Infarmed acha que médicos devem declarar lápis dados por laboratórios

Apenas uma minoria dos médicos tem declarado aquilo que recebe da indústria farmacêutica NELSON GARRIDO
Esclarecimentos da Autoridade Nacional do Medicamento sobre artigos oferecidos desapareceram do site do organismo para "reformulação".
Os profissionais de saúde são obrigados a declarar publicamente todas as canetas, lápis e artigos semelhantes recebidos dos delegados de informação médica, tal como devem divulgar os almoços que lhes são oferecidos pela indústria farmacêutica, esclareceu a Autoridade Nacional do Medicamento (Infarmed) numa lista de perguntas e respostas que esteve disponível para consulta na sua página electrónica até terça-feira. Ontem, porém, os esclarecimentos desapareceram misteriosamente do site do Infarmed. Contactado o organismo, a resposta foi lacónica: as perguntas e respostas foram "momentaneamente retiradas para reformulação e actualização".

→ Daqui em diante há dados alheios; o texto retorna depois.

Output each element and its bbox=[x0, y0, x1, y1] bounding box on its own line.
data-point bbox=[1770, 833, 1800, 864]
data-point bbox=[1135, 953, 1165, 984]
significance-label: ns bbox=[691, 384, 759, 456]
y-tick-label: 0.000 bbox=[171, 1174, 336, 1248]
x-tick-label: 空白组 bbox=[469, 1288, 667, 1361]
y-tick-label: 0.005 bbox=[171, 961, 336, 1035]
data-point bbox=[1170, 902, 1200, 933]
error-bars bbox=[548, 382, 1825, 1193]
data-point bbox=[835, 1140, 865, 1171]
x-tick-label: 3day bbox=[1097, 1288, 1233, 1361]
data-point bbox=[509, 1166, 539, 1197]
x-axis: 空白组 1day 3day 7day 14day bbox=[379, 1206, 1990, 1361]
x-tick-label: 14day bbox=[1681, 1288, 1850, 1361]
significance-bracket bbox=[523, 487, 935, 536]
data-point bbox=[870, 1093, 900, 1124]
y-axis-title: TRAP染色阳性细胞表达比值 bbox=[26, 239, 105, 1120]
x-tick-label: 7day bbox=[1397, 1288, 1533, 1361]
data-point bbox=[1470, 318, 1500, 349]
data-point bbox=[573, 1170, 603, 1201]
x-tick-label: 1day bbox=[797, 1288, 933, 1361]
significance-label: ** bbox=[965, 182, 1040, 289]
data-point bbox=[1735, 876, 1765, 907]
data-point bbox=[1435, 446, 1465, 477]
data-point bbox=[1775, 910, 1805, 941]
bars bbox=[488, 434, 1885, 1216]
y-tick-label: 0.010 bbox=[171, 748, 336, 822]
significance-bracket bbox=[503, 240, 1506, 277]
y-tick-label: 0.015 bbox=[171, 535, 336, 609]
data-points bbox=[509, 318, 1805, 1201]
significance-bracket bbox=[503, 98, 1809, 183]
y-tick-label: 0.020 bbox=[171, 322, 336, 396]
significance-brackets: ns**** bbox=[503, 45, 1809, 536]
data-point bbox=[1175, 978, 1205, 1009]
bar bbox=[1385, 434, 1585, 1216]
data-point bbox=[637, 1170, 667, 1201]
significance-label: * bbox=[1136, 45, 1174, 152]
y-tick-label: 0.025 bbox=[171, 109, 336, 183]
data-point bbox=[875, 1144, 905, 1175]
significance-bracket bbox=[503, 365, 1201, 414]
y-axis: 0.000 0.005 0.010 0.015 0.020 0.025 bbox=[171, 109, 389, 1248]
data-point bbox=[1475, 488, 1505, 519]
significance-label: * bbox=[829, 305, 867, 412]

Mas a primeira versão do documento é muito clara: os médicos, enfermeiros, farmacêuticos devem declarar ao Infarmed bens como canetas, lápis, cadernos. "São bens avaliáveis em dinheiro, pelo que os mesmos deverão ser declarados", justifica o organismo. Também a inscrição num congresso e as refeições pagas pelas empresas farmacêuticas são obrigatoriamente comunicadas, porque a inscrição "constitui um patrocínio" e a refeição "um bem avaliável em dinheiro".

"É uma vergonha. Isto significa que temos que declarar esferográficas e cafés... Acho muito bem que haja transparência, mas as declarações de conflito de interesses deviam ser feitas quando está em causa o patrocínio de acções de formação e o pagamento de palestras", reage o presidente da Secção Regional do Norte da Ordem dos Médicos (OM), Miguel Guimarães.

Os esclarecimentos entretanto desaparecidos foram disponibilizados pelo Infarmed na sequência da publicação do artigo 159 do Decreto-Lei n.º 20/2013 de 14 de Fevereiro (sobre transparência e publicidade) que dá aos profissionais de saúde, aos laboratórios farmacêuticos e às associações de doentes o prazo de 30 dias para declarar o recebimento e a oferta de subsídios, patrocínios, subvenções e bens avaliáveis em dinheiro.

A Ordem dos Médicos anunciou na semana passada que vai pedir ao provedor de Justiça que suscite a inconstitucionalidade desta legislação, alegando que poderá estar em causa o princípio da igualdade (porque o mesmo tipo de exigência não é feito a profissionais de outras áreas). Num parecer do respectivo departamento jurídico, a OM aconselhou, mesmo assim, por cautela, que todos os apoios acima de 102 euros sejam declarados, enquanto a situação não se esclarece.

Entretanto, aumenta a um ritmo lento o número de comunicações registadas na plataforma electrónica criada pelo Infarmed para divulgar os apoios recebidos e concedidos. Até ontem, só dois laboratórios, divulgavam contribuições. A Pfizer declarava, por exemplo, ter dado um patrocínio de 37 mil euros ao Fórum Hematológico do Norte, de 14 mil euros à Sociedade Portuguesa de Cardiologia e de 2500 euros à Associação Nacional dos Doentes com Artrite Reumatóide. Na lista de "aceitações declaradas" são cada vez mais os médicos e farmacêuticos que divulgam patrocínios e bens que recebem da indústria farmacêutica e alguns referem bens de valores irrisórios, como 10 e 50 cêntimos. Mas ainda são uma ínfima minoria, se pensarmos no total de profissionais de saúde que existem no país.